Chef’s Edge is a truck that’s really a chef’s mobile toy box. Inside are knives of all make and manner stuck to magnetic boards. There are scoops, peelers, spoons, and thermometers bungeed to peg board that covers the walls and ceiling. Also in the truck are wheels he uses to skillfully sharpen blades.
Stockdale pulls up to a restaurant, and the kitchen can stock up right on the spot or the individual can have his blade honed for less than $4. Chef Russell Klein and his cooks at Meritage are fans. “I love the convenience, and his prices have been really competitive,” says Klein. “The knife sharpening service is great. Some cooks can be really personal with their knives and won’t let anyone touch them, but it’s been great for my prep staff to have some really sharp knives. It’s very cool to see a guy like TJ identify a need and start a business to serve it. As the chef community grows in the Twin Cities, these sorts of services are exactly what we need.”
But Stockdale is doing something else that’s even more important. A small portion of his business comes from new restaurants that don’t have the budget for fancy knives, so Stockdale supplies them with a set of his, free of charge, and just shows up every two weeks to sharpen them. All they pay for is the sharpening service, which, in the early days of a ramp-up, could make all the difference for a bourgeoning restaurant on the cutting edge.
THE NEXT GEN
Stock and Badge
How does one go about building an empire? Phil Roberts was a designer who had never worked in a restaurant when he took on a freakish space in St. Paul and crafted Muffuletta. It was his kicker, and from there he built Parasole. But truly he’s the exception, not the norm. You’ve heard the stat, the one trotted out to every hopeful, that 50 percent of all restaurants fail. That has less to do with restaurants and more to do with corporate executives who throw great dinner parties and think they can become the next Roberts.
What if the next empire isn’t built on starry-eyed dreams but on well-honed craft? What if the people involved have already been through the fires alone and survived? No, thrived? Please welcome to the stage Stock and Badge.
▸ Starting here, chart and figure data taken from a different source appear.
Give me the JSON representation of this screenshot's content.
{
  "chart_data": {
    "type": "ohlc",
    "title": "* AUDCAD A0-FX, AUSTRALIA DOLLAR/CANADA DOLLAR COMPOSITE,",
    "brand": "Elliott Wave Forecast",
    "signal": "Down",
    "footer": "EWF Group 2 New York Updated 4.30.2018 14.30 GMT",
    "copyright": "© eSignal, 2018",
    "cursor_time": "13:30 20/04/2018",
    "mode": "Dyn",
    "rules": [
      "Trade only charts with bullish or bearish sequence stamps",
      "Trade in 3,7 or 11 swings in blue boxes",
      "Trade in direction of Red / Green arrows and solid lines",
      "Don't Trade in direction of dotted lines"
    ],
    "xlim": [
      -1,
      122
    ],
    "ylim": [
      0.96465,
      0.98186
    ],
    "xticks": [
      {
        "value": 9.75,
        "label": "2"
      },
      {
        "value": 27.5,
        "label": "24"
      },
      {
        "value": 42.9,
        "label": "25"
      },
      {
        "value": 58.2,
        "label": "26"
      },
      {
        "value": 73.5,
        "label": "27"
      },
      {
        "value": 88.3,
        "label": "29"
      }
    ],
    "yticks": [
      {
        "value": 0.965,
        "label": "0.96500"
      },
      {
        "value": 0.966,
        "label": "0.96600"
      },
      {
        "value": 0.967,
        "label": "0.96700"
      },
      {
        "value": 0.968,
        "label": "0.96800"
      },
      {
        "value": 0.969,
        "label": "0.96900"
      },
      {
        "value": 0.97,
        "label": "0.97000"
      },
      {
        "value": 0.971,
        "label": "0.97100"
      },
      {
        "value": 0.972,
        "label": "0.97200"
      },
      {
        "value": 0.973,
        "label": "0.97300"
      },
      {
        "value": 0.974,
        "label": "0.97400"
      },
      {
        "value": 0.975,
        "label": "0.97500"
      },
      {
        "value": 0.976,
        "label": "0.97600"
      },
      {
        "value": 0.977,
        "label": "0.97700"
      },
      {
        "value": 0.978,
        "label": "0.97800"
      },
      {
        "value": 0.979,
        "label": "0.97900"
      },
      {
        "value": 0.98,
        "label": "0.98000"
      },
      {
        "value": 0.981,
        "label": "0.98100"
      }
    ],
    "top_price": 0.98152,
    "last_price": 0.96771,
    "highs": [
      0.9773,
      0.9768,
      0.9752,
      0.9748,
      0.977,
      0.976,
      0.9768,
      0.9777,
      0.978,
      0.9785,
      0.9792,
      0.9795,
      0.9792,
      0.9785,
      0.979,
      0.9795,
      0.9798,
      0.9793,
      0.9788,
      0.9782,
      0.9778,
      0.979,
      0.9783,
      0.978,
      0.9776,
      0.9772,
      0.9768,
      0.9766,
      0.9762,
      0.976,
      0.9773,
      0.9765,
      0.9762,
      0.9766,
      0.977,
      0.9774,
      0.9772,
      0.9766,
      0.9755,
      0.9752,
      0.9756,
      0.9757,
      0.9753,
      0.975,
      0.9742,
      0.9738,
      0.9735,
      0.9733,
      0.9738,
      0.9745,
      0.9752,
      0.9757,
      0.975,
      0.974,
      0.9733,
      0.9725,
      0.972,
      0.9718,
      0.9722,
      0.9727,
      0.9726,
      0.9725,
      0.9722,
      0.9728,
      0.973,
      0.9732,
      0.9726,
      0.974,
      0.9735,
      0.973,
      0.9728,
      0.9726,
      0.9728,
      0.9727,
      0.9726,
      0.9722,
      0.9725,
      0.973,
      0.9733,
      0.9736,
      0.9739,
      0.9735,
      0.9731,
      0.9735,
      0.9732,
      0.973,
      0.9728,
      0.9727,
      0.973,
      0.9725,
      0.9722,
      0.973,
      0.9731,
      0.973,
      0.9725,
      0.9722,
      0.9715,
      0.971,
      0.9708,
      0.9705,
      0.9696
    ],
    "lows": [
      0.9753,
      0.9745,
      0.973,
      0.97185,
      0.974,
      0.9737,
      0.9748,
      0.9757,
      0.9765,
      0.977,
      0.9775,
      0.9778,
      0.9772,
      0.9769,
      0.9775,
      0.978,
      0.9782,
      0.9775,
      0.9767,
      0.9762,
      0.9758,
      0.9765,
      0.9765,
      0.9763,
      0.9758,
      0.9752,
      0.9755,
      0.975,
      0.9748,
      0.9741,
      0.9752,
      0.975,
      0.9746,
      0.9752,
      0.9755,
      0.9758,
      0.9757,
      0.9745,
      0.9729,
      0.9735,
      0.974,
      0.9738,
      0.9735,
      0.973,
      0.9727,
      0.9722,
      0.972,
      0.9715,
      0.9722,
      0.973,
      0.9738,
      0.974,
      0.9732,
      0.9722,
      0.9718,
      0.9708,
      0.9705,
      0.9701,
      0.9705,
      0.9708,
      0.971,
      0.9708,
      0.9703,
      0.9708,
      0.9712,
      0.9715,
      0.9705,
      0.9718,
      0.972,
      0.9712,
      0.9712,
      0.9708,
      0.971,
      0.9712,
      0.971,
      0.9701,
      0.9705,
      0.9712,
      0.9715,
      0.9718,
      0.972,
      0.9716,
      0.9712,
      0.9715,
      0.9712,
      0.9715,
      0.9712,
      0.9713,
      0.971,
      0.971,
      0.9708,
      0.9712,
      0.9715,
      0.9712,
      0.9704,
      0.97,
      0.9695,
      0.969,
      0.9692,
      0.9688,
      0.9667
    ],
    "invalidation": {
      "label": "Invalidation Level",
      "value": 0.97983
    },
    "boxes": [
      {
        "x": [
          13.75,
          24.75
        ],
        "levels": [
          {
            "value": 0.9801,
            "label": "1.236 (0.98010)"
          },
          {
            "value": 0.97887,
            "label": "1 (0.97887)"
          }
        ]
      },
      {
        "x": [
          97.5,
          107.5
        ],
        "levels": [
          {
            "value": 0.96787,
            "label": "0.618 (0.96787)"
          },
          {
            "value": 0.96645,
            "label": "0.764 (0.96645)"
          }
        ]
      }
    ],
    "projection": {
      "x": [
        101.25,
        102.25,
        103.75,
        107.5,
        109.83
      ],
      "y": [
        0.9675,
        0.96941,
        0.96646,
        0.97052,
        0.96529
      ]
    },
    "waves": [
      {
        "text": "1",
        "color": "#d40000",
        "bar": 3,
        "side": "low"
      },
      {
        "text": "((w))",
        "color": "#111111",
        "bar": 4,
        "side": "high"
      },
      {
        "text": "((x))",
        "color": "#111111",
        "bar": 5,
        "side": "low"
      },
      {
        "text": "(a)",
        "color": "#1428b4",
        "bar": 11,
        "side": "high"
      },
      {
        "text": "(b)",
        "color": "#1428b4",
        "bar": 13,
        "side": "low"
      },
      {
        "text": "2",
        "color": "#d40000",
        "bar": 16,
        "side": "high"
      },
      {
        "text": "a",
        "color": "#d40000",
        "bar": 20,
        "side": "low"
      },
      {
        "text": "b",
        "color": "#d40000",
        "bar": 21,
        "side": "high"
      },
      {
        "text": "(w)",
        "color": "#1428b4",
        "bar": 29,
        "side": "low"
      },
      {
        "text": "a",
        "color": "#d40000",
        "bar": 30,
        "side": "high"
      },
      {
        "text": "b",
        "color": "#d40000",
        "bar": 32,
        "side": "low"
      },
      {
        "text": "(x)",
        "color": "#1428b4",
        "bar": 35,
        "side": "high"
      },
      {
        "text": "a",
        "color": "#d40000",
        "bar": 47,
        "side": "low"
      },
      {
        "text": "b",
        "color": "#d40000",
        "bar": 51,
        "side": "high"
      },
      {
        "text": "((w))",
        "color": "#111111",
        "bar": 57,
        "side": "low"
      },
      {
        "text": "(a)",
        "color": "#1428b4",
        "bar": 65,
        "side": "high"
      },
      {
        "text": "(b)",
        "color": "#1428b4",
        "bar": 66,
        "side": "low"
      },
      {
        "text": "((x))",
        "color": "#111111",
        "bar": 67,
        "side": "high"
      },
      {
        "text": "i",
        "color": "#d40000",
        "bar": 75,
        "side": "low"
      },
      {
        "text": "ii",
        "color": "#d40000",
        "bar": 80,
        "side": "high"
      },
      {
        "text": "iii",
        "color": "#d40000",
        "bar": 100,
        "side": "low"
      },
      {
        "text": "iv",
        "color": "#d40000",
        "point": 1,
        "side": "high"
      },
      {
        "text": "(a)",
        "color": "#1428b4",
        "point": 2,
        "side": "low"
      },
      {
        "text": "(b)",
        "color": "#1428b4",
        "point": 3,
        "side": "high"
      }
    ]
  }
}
The company formed by Erick Harcey of Victory 44, Steve Horton of Rustica Bakery, and Dan Anderson and Greg Hoyt of Dogwood Coffee is a collection of individuals who have all received acclaim for excelling at what they do—coffee, bread, and porky goodness. Out of admiration for each other’s crafts, they’ve banded together for the greater good.
“We have a mission. It’s to stand behind quality food with quality ingredients and create places that aren’t cliché,” Harcey notes. Pushing the envelope may be important, but not at all costs. “We want to be a force on the food scene, but we have rules. We collectively made a pact that this company will grow through its people. We can only move forward through those we help grow.” Sounds like a guy who works on the line.
Parka, their first creation, came barreling out of the gate with great elements: a cool vibe, good ingredients, and an edgy menu of comfort food that is as surprising as it is satisfying. And signs of the collaboration have already shown up at Rustica, where Harcey has worked up a full menu of small plates, soups, salads, and of course sandwiches to go with the phenomenal breads. The next project will likely be a commissary to support all the current and future pieces of the pie. Building in support on the front end? Who do these guys think they are? Empire builders, that’s who.